After setting countless milestones for attendance, sales, and cultural impact, it has now become the first concert tour ever to gross over $1 billion, with total receipts of $1.04 billion, according to music industry publication Pollstar.
The landmark tour has had around 60 stops, with more planned, making it the leading tour in gross sales both globally and in North America. Swift sold more than 4.3 million tickets at an average price of $240, meaning each stop on the tour accounted for $17.3 million in sales.
Swift’s record revenue was forecasted as far back as August after she had wrapped up the North American leg of her tour before going to Latin America. Even then the economic impact of her performances was so notable that she was cited in a July Federal Reserve’s Beige Book, a monthly analysis of economic conditions. It attributed a boost in Philadelphia’s tourism industry to her three-night tour stop in May at the city’s Lincoln Financial Stadium and said it was the best month for Philadelphia hotels since the pandemic.
During the tour, Swift generated an additional $200 million in merchandise sales, according to Pollstar. Merchandise sales are so strong that last month, Swift’s website reportedly crashed when she released her holiday themed merchandise.
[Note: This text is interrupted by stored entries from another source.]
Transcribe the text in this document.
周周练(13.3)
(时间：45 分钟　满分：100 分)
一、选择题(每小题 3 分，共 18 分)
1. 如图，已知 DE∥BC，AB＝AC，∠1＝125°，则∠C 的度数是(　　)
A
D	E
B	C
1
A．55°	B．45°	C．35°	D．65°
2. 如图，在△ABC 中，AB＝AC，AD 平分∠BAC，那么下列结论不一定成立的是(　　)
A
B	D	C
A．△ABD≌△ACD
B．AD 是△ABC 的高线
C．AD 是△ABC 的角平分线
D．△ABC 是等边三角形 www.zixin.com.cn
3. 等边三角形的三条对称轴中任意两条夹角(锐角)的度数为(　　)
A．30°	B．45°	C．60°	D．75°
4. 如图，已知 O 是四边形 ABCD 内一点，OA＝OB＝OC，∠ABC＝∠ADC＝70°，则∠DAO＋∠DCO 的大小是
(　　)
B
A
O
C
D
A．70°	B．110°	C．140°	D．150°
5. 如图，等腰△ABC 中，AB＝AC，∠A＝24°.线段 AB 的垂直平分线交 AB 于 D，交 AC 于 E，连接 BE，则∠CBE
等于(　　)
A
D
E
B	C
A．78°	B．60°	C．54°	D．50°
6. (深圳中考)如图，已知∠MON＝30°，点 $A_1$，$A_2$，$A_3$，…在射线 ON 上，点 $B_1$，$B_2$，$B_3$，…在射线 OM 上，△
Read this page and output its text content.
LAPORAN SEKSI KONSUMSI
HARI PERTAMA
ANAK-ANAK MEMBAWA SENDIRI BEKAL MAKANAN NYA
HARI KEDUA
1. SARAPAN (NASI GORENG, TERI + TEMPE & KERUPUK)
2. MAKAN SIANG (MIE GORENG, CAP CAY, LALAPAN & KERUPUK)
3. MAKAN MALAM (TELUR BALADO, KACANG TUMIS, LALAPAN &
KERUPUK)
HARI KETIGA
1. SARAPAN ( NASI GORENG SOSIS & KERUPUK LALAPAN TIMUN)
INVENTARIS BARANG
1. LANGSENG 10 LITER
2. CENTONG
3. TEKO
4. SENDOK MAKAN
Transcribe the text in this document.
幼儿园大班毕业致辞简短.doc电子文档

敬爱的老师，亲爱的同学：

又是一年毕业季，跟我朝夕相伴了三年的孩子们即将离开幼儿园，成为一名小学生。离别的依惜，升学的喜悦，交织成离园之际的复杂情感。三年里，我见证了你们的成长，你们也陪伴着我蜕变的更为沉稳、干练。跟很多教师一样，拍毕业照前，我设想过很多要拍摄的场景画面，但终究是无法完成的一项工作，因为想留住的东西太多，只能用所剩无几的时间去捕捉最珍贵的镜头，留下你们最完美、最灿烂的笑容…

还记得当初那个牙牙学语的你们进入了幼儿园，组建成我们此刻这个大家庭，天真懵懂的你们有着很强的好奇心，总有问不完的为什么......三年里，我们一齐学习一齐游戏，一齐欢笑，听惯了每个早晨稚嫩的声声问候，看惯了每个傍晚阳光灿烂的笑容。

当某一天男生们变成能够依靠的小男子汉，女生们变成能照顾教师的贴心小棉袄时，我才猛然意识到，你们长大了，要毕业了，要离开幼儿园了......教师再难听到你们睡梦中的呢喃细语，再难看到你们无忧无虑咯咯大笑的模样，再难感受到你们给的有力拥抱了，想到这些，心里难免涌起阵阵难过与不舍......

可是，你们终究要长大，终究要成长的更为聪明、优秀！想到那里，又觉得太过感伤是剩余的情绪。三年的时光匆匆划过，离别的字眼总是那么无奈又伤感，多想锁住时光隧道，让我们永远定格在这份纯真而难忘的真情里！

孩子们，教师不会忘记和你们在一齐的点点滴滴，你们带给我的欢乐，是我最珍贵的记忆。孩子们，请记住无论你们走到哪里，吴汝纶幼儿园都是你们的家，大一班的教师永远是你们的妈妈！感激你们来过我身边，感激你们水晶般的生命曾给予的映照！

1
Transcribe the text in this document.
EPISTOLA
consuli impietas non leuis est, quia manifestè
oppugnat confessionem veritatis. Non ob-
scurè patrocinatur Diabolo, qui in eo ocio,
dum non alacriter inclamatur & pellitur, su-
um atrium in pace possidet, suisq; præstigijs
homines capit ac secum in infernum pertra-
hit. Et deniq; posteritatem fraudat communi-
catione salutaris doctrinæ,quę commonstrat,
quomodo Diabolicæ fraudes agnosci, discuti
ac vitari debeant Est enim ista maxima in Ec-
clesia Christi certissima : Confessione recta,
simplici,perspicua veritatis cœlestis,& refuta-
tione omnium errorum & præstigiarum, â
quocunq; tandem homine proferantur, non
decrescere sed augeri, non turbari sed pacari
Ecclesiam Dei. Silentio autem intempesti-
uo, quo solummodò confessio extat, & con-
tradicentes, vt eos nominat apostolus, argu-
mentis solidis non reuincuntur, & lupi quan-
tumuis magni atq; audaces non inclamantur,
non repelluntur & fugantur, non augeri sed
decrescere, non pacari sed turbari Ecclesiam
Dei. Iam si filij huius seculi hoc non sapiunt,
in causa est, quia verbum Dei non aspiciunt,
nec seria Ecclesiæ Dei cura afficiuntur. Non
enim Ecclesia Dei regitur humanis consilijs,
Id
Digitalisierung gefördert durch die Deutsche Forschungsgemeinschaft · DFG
In October, in addition to her live shows, Swift also released Taylor Swift: The Eras Tour, a movie about her tour. The film grossed over $250 million at the box office, making it the highest-grossing concert movie in history. It came at an opportune moment for the entertainment industry, and especially exhibitors, who at the time were still reeling from the dual actor and writers strikes. The movie’s release was lauded not just for its big box office success but also for creating a new business paradigm for the film industry. Swift produced the film herself and then bypassed the major film studios by negotiating a distribution deal directly with AMC Entertainment to distribute the picture. (Movie ticket sales for the Taylor Swift: The Eras Tour also crashed AMC’s app). Theaters that screened the concert film kept 43% of the gross ticket revenue with the remaining 57% going to AMC and Swift. It’s unclear how the two will split the revenues.
Swift’s blockbuster year continued this week when she was named Time’s Person of the Year. The magazine credited her financial might as setting her apart from other artists, as she became the first entertainer to win the award, usually reserved for heads of state and business titans. “While her popularity has grown across the decades, this is the year that Swift, 33, achieved a kind of nuclear fusion: shooting art and commerce together to release an energy of historic force,” Time wrote.
Over the past year, her personal life also became news fodder when she began dating NFL player Travis Kelce. Even the two-time Super Bowl winner was in awe of the billion-dollar Swift. “Obviously I’ve never dated anyone with that kind of aura about them…. I’ve never dealt with it,” he told the Wall Street Journal.
The Eras Tour is scheduled to continue into 2024, with additional stops in Asia and Europe. Pollstar predicts the second year of the tour could bring in another $1 billion.